Tutti sappiamo che l’amore materno non è mai solo amore. Ogni madre è attraversata dall’amore per il figlio, ma anche dal rifiuto del figlio. Talvolta il rifiuto ha il sopravvento sull’amore, e allora siamo a quei casi di infanticidio, il cui ritmo inquietante più non ci consente di relegare queste tragedie nella casistica psichiatrica e qui liquidarle nel perfetto stile della rimozione.
Nella donna, infatti, molto più marcatamente che nel maschio, si dibattono due soggettività antitetiche, perché una vive a spese dell’altra. Una soggettività che dice “io” e una soggettività che fa sentire la donna “depositaria della specie”.

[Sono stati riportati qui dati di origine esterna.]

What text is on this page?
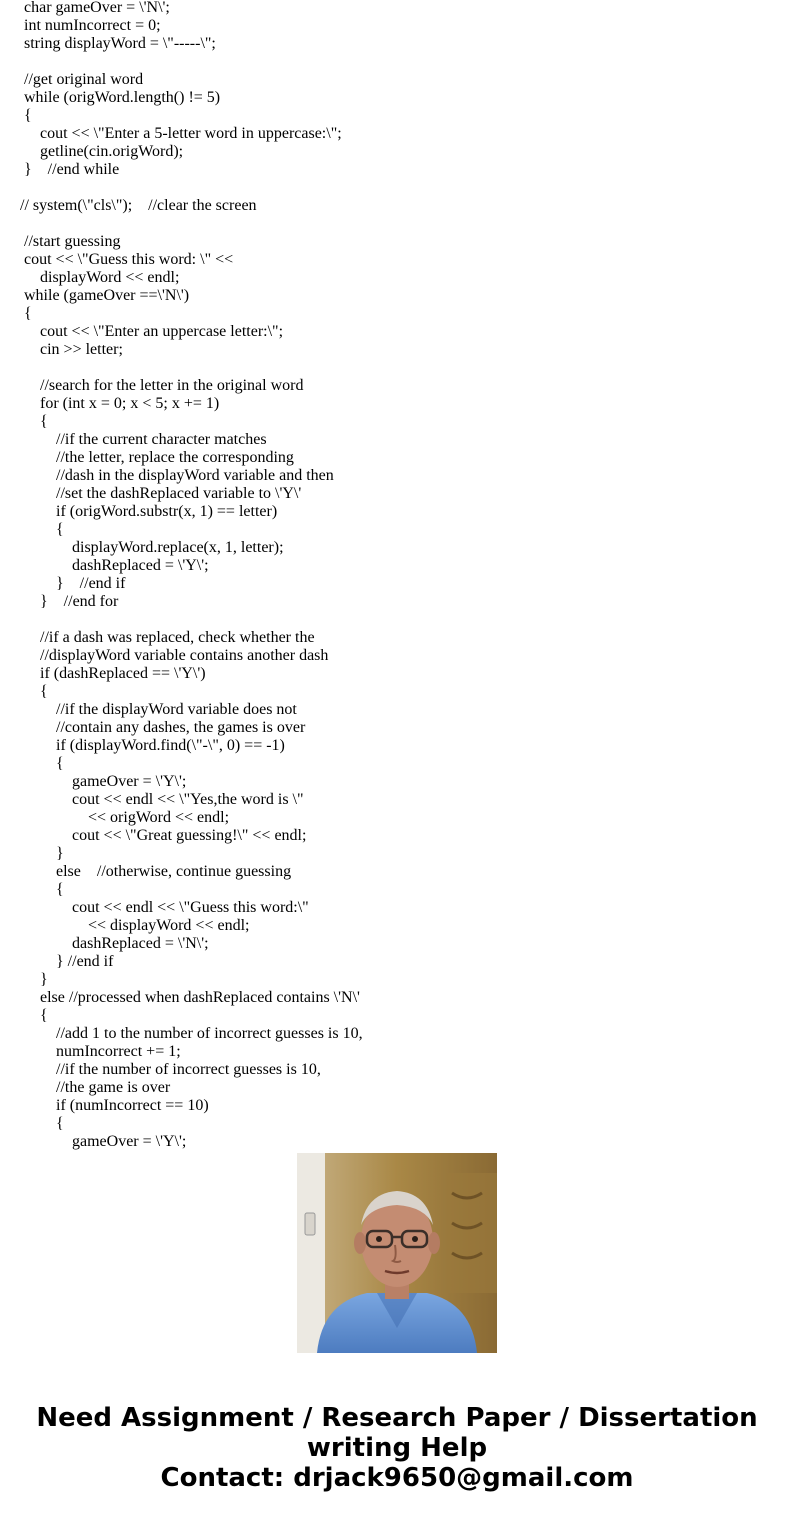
char gameOver = \'N\';
int numIncorrect = 0;
string displayWord = \"-----\";
//get original word
while (origWord.length() != 5)
{
cout << \"Enter a 5-letter word in uppercase:\";
getline(cin.origWord);
}    //end while
// system(\"cls\");    //clear the screen
//start guessing
cout << \"Guess this word: \" <<
displayWord << endl;
while (gameOver ==\'N\')
{
cout << \"Enter an uppercase letter:\";
cin >> letter;
//search for the letter in the original word
for (int x = 0; x < 5; x += 1)
{
//if the current character matches
//the letter, replace the corresponding
//dash in the displayWord variable and then
//set the dashReplaced variable to \'Y\'
if (origWord.substr(x, 1) == letter)
{
displayWord.replace(x, 1, letter);
dashReplaced = \'Y\';
}    //end if
}    //end for
//if a dash was replaced, check whether the
//displayWord variable contains another dash
if (dashReplaced == \'Y\')
{
//if the displayWord variable does not
//contain any dashes, the games is over
if (displayWord.find(\"-\", 0) == -1)
{
gameOver = \'Y\';
cout << endl << \"Yes,the word is \"
<< origWord << endl;
cout << \"Great guessing!\" << endl;
}
else    //otherwise, continue guessing
{
cout << endl << \"Guess this word:\"
<< displayWord << endl;
dashReplaced = \'N\';
} //end if
}
else //processed when dashReplaced contains \'N\'
{
//add 1 to the number of incorrect guesses is 10,
numIncorrect += 1;
//if the number of incorrect guesses is 10,
//the game is over
if (numIncorrect == 10)
{
gameOver = \'Y\';
Need Assignment / Research Paper / Dissertation
writing Help
Contact: drjack9650@gmail.com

Il conflitto tra queste due soggettività è alla base dell’amore materno, ma anche dell’odio materno, perché il figlio, ogni figlio, vive e si nutre del sacrificio della madre: sacrificio del suo tempo, del suo corpo, del suo spazio, del suo sonno, delle sue relazioni, del suo lavoro, della sua carriera, dei suoi affetti e anche amori, altri dall’amore per il figlio. Se poi il figlio è figlio dell’illegalità, del tradimento, della povertà, della paura, della sprovvedutezza, allora non solo il conflitto tra le due soggettività, ma anche l’impossibilità di prefigurare un futuro per il figlio scava nell’inconscio della madre quel che non vuol vedere e constatare ogni giorno: che il proprio figlio è troppo distante, troppo dissimile, dal proprio sogno o dal proprio desiderio. E’ aquesto punto che l’ambivalenza amore-odio, comune a tutte le madri, si potenzia e chiede una soluzione.
Con questo non intendiamo giustificare il gesto infanticida, ma invitare ad accudire le madri perché, per talune di loro, forse è troppa la metamorfosi del loro corpo, la rapina del loro tempo, l’occupazione del loro spazio fisico ed esteriore, interiore e profondo. E quando l’anima è vuota e nessuna carezza rassicura il sentimento, lo consolida e lo fortifica, il terribile è alle porte, non come atto inconsulto, ma come svuotamento di quelle risorse che fanno argine all’amore separandolo dall’odio, allo sguardo sereno che tiene lontano il gesto truce.
La natura contamina questi estremi, e la madre, che genera e cresce nell’isolamento e nella solitudine, conosce quanto è fragile il limite. Non sa più cosa accade dentro di lei, e le sue azioni si compiono senza di lei. Per questo, natura vuole che a generare si sia in due, non solo al momento del concepimento e del parto, ma soprattutto nel momento dell’accudimento e della cura. Dove a essere accudita, prima del figlio che segue la sua cadenza biologica, è la madre, che ha messo a disposizione prima il suo corpo, poi il suo tempo, poi il suo spazio esteriore ed interiore, infine l’ambivalenza delle sue emozioni, che camminano sempre sfiorando quel confine sottile che separa e a un tempo congiunge la vita e la morte, perché così vuole la natura nel suo aspetto materno e crudele.
Un invito ai padri: tutelare la maternità nella sua inconscia e sempre rimossa misconosciuta crudeltà. Questa tutela ha un solo nome: “accadimento”, per sottrarre le madri a quella luce nera e così poco rassicurante che fa la sua comparsa nell’abisso della solitudine.